Huffman v. Thomas, 26 Kan. App. 2d 685, 994 P.2d 1072 (1999).

This case addresses the following issue:

Does a plaintiff in a wrongful death claim have to use an economic expert to establish damages?

This is another case that explored how exactly a plaintiff can establish damages arising from the wrongful death of a loved one. Id. at 686. The particular argument made by Defendant here was that Plaintiff was required to use an economic expert to establish the nature and extent of pecuniary damages sustained from the death of his son. Id. at 691. The court determined that, just as with damages concerning loss of companionship, guidance, and assistance to Plaintiff, damages concerning lost benefits and income need not have expert testimony to be properly before the jury. Id. at 693.

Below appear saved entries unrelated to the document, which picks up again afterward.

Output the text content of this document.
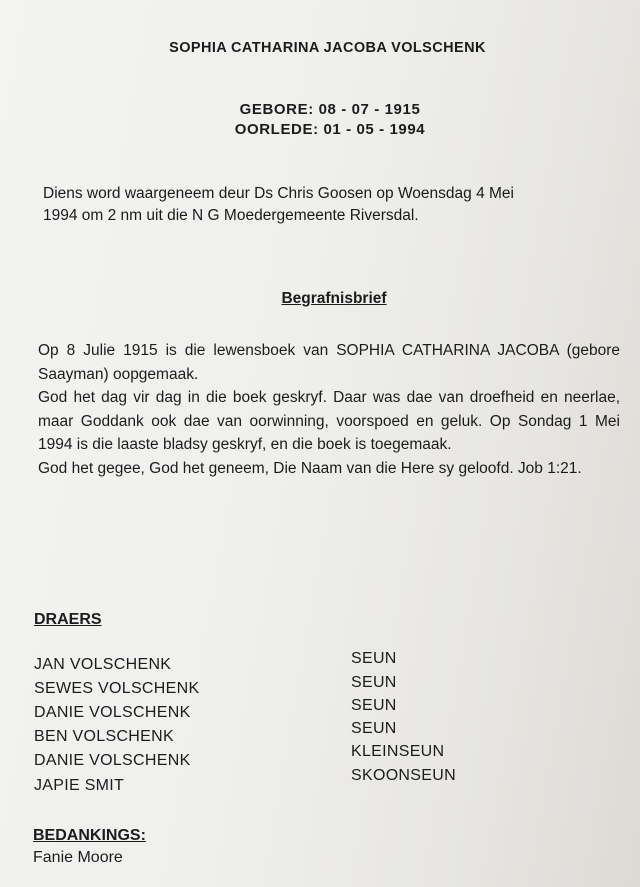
SOPHIA CATHARINA JACOBA VOLSCHENK
GEBORE: 08 - 07 - 1915
OORLEDE: 01 - 05 - 1994
Diens word waargeneem deur Ds Chris Goosen op Woensdag 4 Mei
1994 om 2 nm uit die N G Moedergemeente Riversdal.
Begrafnisbrief

Op 8 Julie 1915 is die lewensboek van SOPHIA CATHARINA JACOBA (gebore Saayman) oopgemaak.

God het dag vir dag in die boek geskryf. Daar was dae van droefheid en neerlae, maar Goddank ook dae van oorwinning, voorspoed en geluk. Op Sondag 1 Mei 1994 is die laaste bladsy geskryf, en die boek is toegemaak.

God het gegee, God het geneem, Die Naam van die Here sy geloofd. Job 1:21.

DRAERS
JAN VOLSCHENK
SEWES VOLSCHENK
DANIE VOLSCHENK
BEN VOLSCHENK
DANIE VOLSCHENK
JAPIE SMIT
SEUN
SEUN
SEUN
SEUN
KLEINSEUN
SKOONSEUN
BEDANKINGS:
Fanie Moore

Plaintiff was the father of a young man that was killed after an accident at his job. Id. at 686. Plaintiff was legally disabled, and his son had lived with Plaintiff and his wife. Id. at 692. The son helped with expenses and performed most of the household chores. Id. On the day at issue, a truck fell off a lift and pinned the young man to the ground. Id. at 686. He was transported to the emergency room, were Defendant examined him but failed to timely perform a chest x-ray. Id. at 686-87. This delay led to excessive amounts of blood pooling in the man’s lungs. Id. at 687. After an x-ray was finally performed and this was discovered, Defendant attempted to get the man into surgery. Id. However, it was too late, and the man died before the operation could begin. Id.

The Kansas Supreme Court had held that non-economic losses, such as the loss of companionship, guidance, and assistance, are not required to be proven with any “mathematical certainty.” Id. at 692. However, Defendant here was challenging economic losses, such as the lost income that Plaintiff’s son would have provided. Id. Defendant argued that an economic expert was necessary to establish the precise value of such losses, unlike emotional losses that a jury is equipped to determine itself. Id.

The court disagreed with this argument. Id. “A jury is not bound by expert economic testimony,” and there is no reason to find that such evidence must be presented for such damages to be established when the jury would be free to disagree with such testimony to make its own determination. Id. Instead, the job of the jury is to “estimate the loss,” relying on the evidence presented and using their common sense. Id. Because “there is no requirement that an economist present expert testimony” to establish any damages for a wrongful death claim, the jury had appropriately awarded damages based upon the testimony presented regarding the son’s monetary support and emotional support. Id. Thus, the verdict was upheld. Id.